The Typical Significance. What did our Saviour atone for at the cross? We believe that in the death of our Lord Jesus Christ, He Himself became the propitiation (mercy seat) for our sins and the whole world, 1 John 2.2; 4.10; John 1.29; 1 Tim. 2.6. We were redeemed by the Saviour’s blood, but He also made atonement for us based upon a completed work already accepted by His God and Father. In the two goats we see two aspects of the work of Christ before God. The blood of the first goat is typical of Christ as the propitiation for sin, but in the second goat we see typically the vicarious death of the Son of God bearing our sins in His body on the tree. The first goat speaks of propitiation being made for all, while the second goat speaks of the results of that work to those whose sins have been borne away.

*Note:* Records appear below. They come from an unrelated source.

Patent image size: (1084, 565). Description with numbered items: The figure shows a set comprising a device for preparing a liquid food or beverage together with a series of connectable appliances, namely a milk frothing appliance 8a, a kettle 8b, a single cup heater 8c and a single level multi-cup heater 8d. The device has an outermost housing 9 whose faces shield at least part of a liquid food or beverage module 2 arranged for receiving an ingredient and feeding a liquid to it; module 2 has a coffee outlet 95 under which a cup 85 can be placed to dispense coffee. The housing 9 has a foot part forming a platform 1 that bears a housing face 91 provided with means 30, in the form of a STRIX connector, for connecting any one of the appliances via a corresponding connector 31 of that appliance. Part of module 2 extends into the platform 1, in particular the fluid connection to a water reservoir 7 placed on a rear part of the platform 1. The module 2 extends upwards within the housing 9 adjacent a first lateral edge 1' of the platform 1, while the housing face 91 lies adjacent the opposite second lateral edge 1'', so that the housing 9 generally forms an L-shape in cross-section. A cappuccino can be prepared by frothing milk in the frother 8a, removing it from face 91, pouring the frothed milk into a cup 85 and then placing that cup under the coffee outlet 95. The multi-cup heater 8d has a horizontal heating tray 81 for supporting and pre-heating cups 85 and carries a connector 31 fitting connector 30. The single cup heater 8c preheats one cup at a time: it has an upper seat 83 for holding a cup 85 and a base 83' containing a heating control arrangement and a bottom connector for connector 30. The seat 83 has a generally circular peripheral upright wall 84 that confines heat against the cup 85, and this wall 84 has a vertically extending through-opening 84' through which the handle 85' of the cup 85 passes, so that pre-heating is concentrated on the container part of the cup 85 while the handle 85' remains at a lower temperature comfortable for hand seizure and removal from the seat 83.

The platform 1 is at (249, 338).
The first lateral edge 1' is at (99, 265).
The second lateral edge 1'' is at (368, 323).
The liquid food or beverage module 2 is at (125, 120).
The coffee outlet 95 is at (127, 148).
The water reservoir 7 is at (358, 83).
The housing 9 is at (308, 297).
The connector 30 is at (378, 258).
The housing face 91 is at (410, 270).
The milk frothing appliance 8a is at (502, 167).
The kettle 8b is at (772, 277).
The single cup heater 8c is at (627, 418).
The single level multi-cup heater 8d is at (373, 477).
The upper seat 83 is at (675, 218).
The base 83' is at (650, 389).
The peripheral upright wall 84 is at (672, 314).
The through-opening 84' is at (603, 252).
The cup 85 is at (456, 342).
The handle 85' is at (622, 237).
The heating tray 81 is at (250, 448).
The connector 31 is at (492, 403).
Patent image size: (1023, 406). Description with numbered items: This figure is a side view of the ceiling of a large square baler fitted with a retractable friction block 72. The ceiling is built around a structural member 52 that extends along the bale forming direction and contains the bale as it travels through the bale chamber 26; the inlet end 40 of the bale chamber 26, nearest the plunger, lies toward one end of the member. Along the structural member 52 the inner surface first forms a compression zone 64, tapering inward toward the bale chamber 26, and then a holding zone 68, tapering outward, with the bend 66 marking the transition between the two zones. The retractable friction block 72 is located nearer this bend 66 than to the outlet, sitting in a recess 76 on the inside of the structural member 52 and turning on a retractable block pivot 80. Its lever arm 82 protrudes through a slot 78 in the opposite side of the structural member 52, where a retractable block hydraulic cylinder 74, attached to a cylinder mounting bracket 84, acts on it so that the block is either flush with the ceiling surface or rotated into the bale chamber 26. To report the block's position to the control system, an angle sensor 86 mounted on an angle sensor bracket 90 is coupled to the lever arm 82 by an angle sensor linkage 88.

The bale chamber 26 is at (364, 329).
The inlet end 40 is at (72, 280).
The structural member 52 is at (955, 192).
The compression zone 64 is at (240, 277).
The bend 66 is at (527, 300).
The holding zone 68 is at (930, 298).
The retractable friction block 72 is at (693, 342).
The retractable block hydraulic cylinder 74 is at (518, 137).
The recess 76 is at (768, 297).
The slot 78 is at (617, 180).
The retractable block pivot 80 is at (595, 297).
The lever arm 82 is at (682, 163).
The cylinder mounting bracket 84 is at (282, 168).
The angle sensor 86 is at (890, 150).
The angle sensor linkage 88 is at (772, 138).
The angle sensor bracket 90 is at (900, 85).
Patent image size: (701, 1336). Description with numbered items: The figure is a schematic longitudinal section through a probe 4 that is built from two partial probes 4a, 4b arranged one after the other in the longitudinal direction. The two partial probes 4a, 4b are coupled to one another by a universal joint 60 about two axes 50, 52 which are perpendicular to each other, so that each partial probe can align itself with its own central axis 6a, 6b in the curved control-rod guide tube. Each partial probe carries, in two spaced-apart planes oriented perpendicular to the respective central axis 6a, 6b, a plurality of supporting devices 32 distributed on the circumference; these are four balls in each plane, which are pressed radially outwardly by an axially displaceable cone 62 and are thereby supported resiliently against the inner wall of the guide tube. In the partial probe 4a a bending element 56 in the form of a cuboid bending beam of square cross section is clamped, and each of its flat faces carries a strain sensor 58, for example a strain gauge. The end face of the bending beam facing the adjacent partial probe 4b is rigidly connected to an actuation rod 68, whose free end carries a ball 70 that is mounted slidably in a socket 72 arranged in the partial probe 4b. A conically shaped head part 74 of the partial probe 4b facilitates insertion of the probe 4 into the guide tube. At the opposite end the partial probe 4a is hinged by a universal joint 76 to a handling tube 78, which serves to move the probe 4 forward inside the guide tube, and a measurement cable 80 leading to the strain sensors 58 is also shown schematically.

A brief note is necessary, we feel, on the word translated “atonement" in Romans 5.11. The Greek word katallagen does not mean atonement but reconciliation. This would then agree with the idea illustrated for us in the Old Testament where Jacob propitiated his brother with a gift. Trench points out, in his book Synonyms of the New Testament, that the English word atonement has gradually changed its meaning, “When the Authorized Version was made it signified reconciliation, or the making up of a foregoing enmity, but now the word has come to be accepted as equivalent to propitiatory sacrifice”. We therefore believe that the atonement of Christ is the means of bringing sinful men into new relations with God; see 2 Cor. 5.18-20; Luke 18.13.

Before closing this very important aspect, let us not forget the other pictures painted for us on this feast day. What a lovely picture Aaron portrays of the humility of our Saviour when He puts aside the garments of glory and beauty and only wears fine linen garments. Can we not see here a picture of the One who humbled Himself before all, veiled His glory for a while, and made atonement for sin?

The Prophetic Significance. This feast points on to the day which is spoken of by Zechariah in the latter half of chapter 12 of his prophecy. Israel has rejected her true Messiah but the day is fast approaching when her Great High Priest, who already has made atonement for her sins, will come out of the divine presence of His God and Father and will be received as the true Messiah of Israel. The feast of trumpets spoke of the regathering of Israel after the rapture of the Church. After this anticipated event, Israel will enter into great tribulation, and will only be saved from destruction by the coming of their true Messiah. When He appears, the nation will mourn and lament. The words of Isaiah 53.5 will be the expression of the nation in their grief. The true Joseph will then be revealed to His brethren.